In San Francisco, Kyle Shanahan is celebrated for physical teams that reject all excuses; for elite halftime adjustment; and for perfecting a zone blocking rushing scheme his father introduced to the NFL. In tough times, his recipe is also timeless.
By comparison, Kingsbury has posted three winning seasons in nine years at the helm. That doesn’t fit the profile associated with most impact head coaches. After three years in Arizona, his Cardinals still elude description, a team with zero offensive identity. He is further proof the NFL is no place for delegators and those who prefer to defer.
Certainly no place for Air Raid coaches who never won much in college.
By contrast, team owner Michael Bidwill gave Steve Wilks just one season on the job, despite the offensive liabilities he inherited with quarterback Josh Rosen and offensive coordinator Mike McCoy.
In Arizona, no one complained when Wilks was quickly jettisoned. We all saw the futility with our own eyes. Just like we are now.
The Kingsbury experiment is beginning to feel like a Hail Mary followed by a two-point conversion followed by an onside kick. We’ve seen too many of those lately, when Arizona’s second-half failures are as predictable as pumpkin porters in late October.
So why all this patience and tolerance with Kingsbury, who lost five of his last seven games to squander a playoff berth in Year 2; and lost five of his last six games in 2021-22 to squander a NFC West title in Year 3, including a disastrous playoff debut?
Maybe this is political football from General Manager Steve Keim, who does not want the scrutiny of another failed head coach. Maybe it’s an ominous sign that Kyler Murray is a holy handful behind the scenes, harder to manage than anyone can imagine, a quarterback gifted with everything but leadership and toughness and all that stuff that matters near the finish line.

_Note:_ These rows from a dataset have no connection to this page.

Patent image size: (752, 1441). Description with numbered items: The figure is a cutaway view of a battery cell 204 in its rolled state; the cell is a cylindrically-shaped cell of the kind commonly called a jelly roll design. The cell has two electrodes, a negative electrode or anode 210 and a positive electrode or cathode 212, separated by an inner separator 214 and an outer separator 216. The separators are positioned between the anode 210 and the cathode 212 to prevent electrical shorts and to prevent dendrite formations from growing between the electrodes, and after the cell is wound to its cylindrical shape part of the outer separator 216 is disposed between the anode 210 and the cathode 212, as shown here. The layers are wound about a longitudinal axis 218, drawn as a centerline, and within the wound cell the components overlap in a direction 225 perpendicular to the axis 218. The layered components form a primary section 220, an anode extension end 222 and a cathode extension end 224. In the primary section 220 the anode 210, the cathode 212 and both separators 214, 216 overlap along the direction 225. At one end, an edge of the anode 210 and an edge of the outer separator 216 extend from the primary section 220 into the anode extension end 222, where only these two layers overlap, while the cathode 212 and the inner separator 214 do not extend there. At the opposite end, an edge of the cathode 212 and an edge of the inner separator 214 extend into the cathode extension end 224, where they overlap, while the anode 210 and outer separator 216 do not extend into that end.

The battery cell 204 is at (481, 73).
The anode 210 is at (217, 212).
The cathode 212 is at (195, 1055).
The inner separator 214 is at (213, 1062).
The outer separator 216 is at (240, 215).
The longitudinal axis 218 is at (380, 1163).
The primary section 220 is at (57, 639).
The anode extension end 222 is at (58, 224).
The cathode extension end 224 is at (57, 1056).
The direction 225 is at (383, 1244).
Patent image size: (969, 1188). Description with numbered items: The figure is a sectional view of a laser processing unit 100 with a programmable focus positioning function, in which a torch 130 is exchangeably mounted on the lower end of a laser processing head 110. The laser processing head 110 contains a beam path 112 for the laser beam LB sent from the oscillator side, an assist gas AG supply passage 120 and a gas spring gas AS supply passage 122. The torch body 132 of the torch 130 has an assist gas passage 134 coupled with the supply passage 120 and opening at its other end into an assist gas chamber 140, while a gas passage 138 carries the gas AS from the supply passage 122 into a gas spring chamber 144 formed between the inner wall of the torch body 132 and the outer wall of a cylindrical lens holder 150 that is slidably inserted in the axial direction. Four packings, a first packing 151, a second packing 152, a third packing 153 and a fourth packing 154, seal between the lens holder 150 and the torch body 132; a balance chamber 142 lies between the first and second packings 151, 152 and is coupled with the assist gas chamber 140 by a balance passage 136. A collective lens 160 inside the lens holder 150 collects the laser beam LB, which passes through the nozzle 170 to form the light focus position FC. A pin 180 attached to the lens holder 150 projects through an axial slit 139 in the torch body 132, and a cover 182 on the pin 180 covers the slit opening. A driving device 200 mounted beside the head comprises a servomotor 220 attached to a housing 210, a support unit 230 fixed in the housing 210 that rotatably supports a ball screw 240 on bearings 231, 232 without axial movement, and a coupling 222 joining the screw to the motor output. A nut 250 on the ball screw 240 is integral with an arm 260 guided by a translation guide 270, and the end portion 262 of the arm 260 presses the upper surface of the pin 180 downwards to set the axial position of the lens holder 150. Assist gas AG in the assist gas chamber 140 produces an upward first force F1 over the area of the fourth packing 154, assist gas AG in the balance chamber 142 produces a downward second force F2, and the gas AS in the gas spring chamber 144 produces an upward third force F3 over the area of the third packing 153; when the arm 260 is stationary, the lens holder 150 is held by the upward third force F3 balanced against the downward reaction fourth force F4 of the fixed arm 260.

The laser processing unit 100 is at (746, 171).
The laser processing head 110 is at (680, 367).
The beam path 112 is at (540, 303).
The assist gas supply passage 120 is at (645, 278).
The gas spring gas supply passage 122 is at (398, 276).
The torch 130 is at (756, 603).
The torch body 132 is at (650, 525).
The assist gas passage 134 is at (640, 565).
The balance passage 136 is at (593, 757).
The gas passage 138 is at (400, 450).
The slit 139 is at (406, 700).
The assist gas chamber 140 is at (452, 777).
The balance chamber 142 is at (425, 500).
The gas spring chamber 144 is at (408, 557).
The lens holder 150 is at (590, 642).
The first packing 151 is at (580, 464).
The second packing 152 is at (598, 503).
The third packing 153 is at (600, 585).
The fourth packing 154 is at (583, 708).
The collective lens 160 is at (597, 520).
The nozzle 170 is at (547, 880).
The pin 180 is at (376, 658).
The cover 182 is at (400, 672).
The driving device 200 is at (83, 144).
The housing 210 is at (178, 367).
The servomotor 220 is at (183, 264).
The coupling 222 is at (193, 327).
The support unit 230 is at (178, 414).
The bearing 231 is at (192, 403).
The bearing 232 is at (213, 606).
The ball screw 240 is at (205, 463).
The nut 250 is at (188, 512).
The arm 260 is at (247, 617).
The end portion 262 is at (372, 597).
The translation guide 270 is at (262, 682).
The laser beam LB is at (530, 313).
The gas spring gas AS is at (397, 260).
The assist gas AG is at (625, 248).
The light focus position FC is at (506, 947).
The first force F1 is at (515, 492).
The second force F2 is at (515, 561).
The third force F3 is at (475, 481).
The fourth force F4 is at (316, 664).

The level of internal belief will be on display in the coming months. Will key members like James Conner, Chandler Jones and Zach Ertz accept team-friendly deals to remain part of a really good thing in Arizona? Will they resemble the Suns, where Chris Paul, Cam Payne and JaVale McGee placed an obvious premium on playing in Phoenix?
Even more telling, will backup quarterback Colt McCoy stay in Arizona after his sturdy performance this past season just to mentor Murray to the finish line? Does he feel he’s contributing to a Hall of Fame career? Or has he seen enough?
Facts can’t hide on a football field. Neither can weaknesses. The Cardinals have plenty of both.